We've dropped our GPU & CPU prices! Learn more
May 21, 202415 minute read
Create an infinite icon library by fine-tuning Stable Diffusion
author
Yiren Lu@YirenLu
Solutions Engineer

Icon libraries provide a clean, consistent look for web interfaces. Here at Modal, we mostly use Lucide. We also like Heroicons, a set of freely-available icons from the makers of Tailwind CSS, another open source library we use.

Some example original Heroicons

Some examples icons from Heroicons: calendar-days, film, and users.

These icon libraries are incredibly useful. But like libraries of books, icon libraries are limited. If our app needs an icon for golden-retrievers or barack-obama, we’re just out of luck.

But what if icon libraries were more like Borges’ Biblioteca de Babel: an endless collection of everything we could possibly need?

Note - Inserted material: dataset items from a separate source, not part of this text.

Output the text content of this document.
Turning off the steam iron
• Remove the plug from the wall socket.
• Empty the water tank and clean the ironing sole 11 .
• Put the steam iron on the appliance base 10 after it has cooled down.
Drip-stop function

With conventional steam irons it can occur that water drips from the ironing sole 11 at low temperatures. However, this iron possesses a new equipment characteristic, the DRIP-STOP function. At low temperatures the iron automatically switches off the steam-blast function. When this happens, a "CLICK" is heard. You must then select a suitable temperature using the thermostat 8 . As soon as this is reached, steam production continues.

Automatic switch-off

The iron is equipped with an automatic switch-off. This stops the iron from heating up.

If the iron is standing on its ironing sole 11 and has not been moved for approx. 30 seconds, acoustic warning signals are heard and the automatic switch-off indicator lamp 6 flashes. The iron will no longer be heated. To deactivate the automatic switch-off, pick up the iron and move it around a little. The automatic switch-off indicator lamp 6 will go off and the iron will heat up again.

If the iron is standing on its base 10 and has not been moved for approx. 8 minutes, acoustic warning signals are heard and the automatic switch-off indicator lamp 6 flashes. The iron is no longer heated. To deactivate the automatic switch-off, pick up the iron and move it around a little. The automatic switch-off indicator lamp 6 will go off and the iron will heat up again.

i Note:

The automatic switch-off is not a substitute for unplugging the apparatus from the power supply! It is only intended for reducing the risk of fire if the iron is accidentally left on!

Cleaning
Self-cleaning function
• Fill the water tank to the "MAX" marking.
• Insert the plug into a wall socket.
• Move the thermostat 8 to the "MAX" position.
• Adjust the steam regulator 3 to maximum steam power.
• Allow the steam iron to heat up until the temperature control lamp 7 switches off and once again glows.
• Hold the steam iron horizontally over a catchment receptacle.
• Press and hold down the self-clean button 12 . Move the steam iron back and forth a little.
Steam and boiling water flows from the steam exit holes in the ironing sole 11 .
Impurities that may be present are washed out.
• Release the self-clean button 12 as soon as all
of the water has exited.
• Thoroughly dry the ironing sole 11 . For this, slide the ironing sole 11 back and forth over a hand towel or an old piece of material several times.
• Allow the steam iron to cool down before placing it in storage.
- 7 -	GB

Generative models like Stable Diffusion hold this exact promise: once they have seen enough examples of some kind of data, they learn to simulate the process by which that data is generated, and can then generate more, endlessly.

So as an experiment, we took a Stable Diffusion model and fine-tuned it on the Heroicons library.

Here’s an example icon it generated for barack-obama:

An icon of Barack Obama's head

Yes, we can fine-tune our own models.

You can play around with the fine-tuned model yourself here.

We were able to create a number of delightful new black-and-white line icons, all in a rough imitation of the Heroicons style:

Some example custom Heroicons

Top row: apple-computer, bmw, castle.
Middle row: ebike, future-of-ai, golden-retriever.
Bottom row: jail, piano, snowflake

The entire application, from downloading a pretrained model through fine-tuning and up to serving an interactive web UI, is run on Modal.

Modal is a scalable, serverless cloud computing platform that abstracts away the complexities of infrastructure management.

With Modal, we can easily spin up powerful GPU instances, run the fine-tuning training script, and deploy the fine-tuned model as an interactive web app, all with just a few lines of code.

In this blog post, we’ll show you how.

Table of contents

Choosing a fine-tuning technique

Your first choice when fine-tuning a model is how you’re going to do it.

In full fine-tuning, the entire model is updated during training. This is the most computationally expensive method. It is particularly costly in terms of memory, because information that can be several times the size of the model needs to be kept in memory.

In sequential adapter fine-tuning, new layers are appended to the model and trained. This requires much less memory than full fine-tuning, because the number of new layers is usually small — even just one. However, it is unable to adjust the earliest layers of the model, where critical aspects of the representation are formed, and it increases the time required for inference.

In parallel adapter fine-tuning, new layers are inserted “alongside” the existing layers of the model, and their outputs superimposed on the outputs of the existing layers. This approach takes excellent advantage of the parallel processing capabilities of GPUs and the natural parallelism of linear algebra, and it has become especially popular in the last few years, in the form of techniques like LoRA (Low Rank Adaptation).

HuggingFace has pretty comprehensive documentation on all these techniques here.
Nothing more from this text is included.